Em congruência, no caso concreto, não estando em causa a inobservância de qualquer regra de direito probatório material que torne a situação enquadrável na previsão do art. 722º/3 do CPC, não pode o Pleno, que só conhece de direito, ocupar-se dos problemas relacionados com os factos que sejam instrumentais de questões de facto – existência de dano para o interesse público e ponderação de interesses – que não lhe cumpre decidir.”
Como se vê, o acórdão, neste ponto, não apreciou a matéria de facto, esclarecendo que o não fazia porque, porque pelas razões expostas, a questão estava excluída do seu poder de cognição.
E como é jurisprudência deste Supremo Tribunal, não há nulidade por omissão de pronúncia, ficando, deste modo, cumprido o dever de pronúncia, quando a sentença se abstém de conhecer de uma questão, mas indica as razões pelas quais se não conhece dela (vide art. 660º/2 do CPC). Como sublinhava Alberto dos Reis in “Código de Processo Civil”, Anotado, V, pág. 143 “realmente uma coisa é o tribunal deixar de pronunciar-se sobre a questão que devia apreciar, outra invocar razão, boa ou má, procedente ou improcedente, para justificar a sua abstenção”. Quando assim, pode haver erro de julgamento, mas não se verifica a nulidade da sentença. (Vide, entre outros, os acórdãos STA de:
- -1994.04.13 – rec. nº 26 421 (Pleno)
- -1996.04.24 – rec. nº 42 752
- -2000.10.04 - rec. nº 45 986
- -2002.06.26 – rec. nº 46 646
- -2003.05.27 – rec. nº 86/03
- -2008.02.13- recº nº 706/06)
Também a questão saber se a interpretação do art. 12º/3 do ETAF é, ou não, (in) constitucional se prende com o acerto da decisão e extravasa o âmbito da arguição de nulidade. Trata-se da imputação de um erro de julgamento que não pode ter remédio através da arguição de nulidades.
Improcede, pois, nesta parte, a alegada nulidade por omissão de pronúncia.
Improcedência que se estende à parte relativa ao conhecimento do facto novo.
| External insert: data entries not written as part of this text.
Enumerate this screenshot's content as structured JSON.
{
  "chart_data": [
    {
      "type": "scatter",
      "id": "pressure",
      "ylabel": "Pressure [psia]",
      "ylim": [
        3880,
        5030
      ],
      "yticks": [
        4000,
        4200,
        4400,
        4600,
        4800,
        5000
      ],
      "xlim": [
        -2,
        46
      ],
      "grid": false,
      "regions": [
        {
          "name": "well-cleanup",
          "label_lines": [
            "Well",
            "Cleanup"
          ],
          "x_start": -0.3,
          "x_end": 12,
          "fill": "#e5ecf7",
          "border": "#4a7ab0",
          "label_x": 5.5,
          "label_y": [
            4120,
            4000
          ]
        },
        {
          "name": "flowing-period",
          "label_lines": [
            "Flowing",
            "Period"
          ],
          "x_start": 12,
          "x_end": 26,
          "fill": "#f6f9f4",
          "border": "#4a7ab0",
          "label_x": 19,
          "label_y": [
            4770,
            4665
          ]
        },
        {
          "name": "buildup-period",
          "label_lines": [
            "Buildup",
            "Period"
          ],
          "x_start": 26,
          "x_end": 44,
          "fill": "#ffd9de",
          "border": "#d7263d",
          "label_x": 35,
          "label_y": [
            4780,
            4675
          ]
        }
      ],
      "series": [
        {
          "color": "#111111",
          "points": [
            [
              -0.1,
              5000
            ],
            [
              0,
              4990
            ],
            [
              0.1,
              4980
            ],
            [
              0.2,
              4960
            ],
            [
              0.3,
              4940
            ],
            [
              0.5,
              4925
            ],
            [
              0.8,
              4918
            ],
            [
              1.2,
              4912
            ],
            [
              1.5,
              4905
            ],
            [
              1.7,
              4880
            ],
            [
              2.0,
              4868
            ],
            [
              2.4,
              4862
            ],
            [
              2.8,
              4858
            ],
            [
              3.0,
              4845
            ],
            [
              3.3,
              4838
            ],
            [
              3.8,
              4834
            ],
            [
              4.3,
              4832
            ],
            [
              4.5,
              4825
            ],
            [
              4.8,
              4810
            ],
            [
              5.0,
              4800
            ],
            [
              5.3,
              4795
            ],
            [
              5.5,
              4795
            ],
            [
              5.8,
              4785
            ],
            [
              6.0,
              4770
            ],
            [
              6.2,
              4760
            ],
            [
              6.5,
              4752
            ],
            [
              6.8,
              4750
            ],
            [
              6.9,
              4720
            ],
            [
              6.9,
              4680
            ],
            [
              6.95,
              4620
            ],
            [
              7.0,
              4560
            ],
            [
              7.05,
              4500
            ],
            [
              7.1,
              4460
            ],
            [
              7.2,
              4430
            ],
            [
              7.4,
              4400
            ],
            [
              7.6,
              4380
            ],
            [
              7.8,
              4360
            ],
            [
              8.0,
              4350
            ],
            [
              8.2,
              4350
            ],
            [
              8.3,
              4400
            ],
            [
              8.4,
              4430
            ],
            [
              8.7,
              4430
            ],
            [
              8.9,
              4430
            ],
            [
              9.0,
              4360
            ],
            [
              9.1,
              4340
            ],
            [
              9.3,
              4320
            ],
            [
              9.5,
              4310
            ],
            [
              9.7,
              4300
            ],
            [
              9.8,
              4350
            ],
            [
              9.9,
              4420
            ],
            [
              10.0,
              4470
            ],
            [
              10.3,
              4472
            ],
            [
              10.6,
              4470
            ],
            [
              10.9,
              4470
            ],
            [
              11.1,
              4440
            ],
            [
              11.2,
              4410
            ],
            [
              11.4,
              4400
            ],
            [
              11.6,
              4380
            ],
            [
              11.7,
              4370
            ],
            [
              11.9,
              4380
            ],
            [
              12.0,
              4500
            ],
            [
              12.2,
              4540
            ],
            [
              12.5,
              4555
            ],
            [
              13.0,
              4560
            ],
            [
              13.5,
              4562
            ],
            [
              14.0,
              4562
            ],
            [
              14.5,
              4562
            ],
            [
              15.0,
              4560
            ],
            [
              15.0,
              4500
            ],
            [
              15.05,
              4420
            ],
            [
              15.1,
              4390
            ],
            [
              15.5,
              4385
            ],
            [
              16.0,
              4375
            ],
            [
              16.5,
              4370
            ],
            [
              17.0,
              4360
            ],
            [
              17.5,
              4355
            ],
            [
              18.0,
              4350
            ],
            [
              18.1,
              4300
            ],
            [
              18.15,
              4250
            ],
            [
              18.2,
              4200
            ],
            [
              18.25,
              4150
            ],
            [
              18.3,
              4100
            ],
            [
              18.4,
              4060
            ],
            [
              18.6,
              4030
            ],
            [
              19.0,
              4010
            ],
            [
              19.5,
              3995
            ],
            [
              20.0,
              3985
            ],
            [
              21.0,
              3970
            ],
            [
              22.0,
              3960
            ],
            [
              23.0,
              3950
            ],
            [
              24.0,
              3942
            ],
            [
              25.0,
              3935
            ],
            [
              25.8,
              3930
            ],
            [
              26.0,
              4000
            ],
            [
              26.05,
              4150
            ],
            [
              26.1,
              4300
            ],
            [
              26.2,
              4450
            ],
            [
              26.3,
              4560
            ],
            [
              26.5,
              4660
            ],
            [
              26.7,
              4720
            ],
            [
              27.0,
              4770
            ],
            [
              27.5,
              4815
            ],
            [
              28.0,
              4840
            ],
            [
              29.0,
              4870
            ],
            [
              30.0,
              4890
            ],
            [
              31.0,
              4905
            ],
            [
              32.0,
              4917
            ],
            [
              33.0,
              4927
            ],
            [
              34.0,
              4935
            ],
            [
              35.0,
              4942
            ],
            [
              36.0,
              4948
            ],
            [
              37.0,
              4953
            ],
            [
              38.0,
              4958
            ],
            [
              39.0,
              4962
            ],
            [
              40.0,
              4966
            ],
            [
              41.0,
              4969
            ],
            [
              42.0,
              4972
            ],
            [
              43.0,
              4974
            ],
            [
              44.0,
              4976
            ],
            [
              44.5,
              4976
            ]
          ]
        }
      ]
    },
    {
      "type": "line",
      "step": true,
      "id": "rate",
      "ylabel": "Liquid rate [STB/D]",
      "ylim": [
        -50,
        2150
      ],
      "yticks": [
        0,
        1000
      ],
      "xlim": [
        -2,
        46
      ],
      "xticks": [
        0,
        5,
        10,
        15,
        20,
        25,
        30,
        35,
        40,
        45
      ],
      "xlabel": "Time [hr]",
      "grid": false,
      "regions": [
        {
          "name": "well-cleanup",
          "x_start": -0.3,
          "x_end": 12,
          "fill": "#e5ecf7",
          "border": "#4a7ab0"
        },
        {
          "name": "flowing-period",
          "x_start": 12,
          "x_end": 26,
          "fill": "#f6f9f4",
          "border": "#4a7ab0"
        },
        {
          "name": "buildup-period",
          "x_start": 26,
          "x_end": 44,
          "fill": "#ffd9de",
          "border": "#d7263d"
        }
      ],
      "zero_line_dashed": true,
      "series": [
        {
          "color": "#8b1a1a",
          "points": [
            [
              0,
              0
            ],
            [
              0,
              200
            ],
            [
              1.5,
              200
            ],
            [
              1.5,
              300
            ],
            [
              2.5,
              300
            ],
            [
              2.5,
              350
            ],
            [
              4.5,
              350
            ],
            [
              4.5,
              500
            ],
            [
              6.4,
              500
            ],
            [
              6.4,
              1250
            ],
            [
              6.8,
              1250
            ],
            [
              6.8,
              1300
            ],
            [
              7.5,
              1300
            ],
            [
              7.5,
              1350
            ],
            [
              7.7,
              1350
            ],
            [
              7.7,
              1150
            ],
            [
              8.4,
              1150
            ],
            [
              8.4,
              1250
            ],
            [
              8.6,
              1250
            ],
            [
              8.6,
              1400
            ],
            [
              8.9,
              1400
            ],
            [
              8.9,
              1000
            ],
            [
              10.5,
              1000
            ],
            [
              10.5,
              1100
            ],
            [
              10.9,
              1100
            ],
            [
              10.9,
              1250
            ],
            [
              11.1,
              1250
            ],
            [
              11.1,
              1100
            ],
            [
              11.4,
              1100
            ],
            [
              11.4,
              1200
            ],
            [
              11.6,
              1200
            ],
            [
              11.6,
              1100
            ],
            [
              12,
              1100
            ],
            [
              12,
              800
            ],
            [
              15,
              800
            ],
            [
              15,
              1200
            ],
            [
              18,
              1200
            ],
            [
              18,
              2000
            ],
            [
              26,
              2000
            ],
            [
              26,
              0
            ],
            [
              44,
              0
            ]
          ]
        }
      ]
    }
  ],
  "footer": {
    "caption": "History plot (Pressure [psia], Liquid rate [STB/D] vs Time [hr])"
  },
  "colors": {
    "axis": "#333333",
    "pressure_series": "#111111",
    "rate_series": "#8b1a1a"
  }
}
Neste ponto, disse o aresto:
“2.2.6. O facto novo superveniente ora invocado pelas partes – decisão do Tribunal da Relação que anulou, por insuficiência de fundamentação de facto, (ordenando a respectiva reformulação) o acórdão penal que condenou a Recorrente em 1ª instância – não pode ser levado em consideração (art. 663º/1 CPC) como fundamento da revista”.
Temos, assim, que o problema da (ir)relevância do facto novo em sede de revista foi enfrentado e decidido expressamente pelo acórdão.
4. Pelo exposto, acordam em indeferir a arguição de nulidades.
Custas pela autora.
Lisboa, 12 de Dezembro de 2012. – António Políbio Ferreira Henriques (relator) – José Manuel da Silva Santos Botelho – Alberto Augusto Andrade de Oliveira – Rosendo Dias José – Américo Joaquim Pires Esteves – Luís Pais Borges – Alberto Acácio de Sá Costa Reis – Adérito da Conceição Salvador dos Santos – António Bernardino Peixoto Madureira – Jorge Artur Madeira dos Santos – António Bento São Pedro – Fernanda Martins Xavier e Nunes.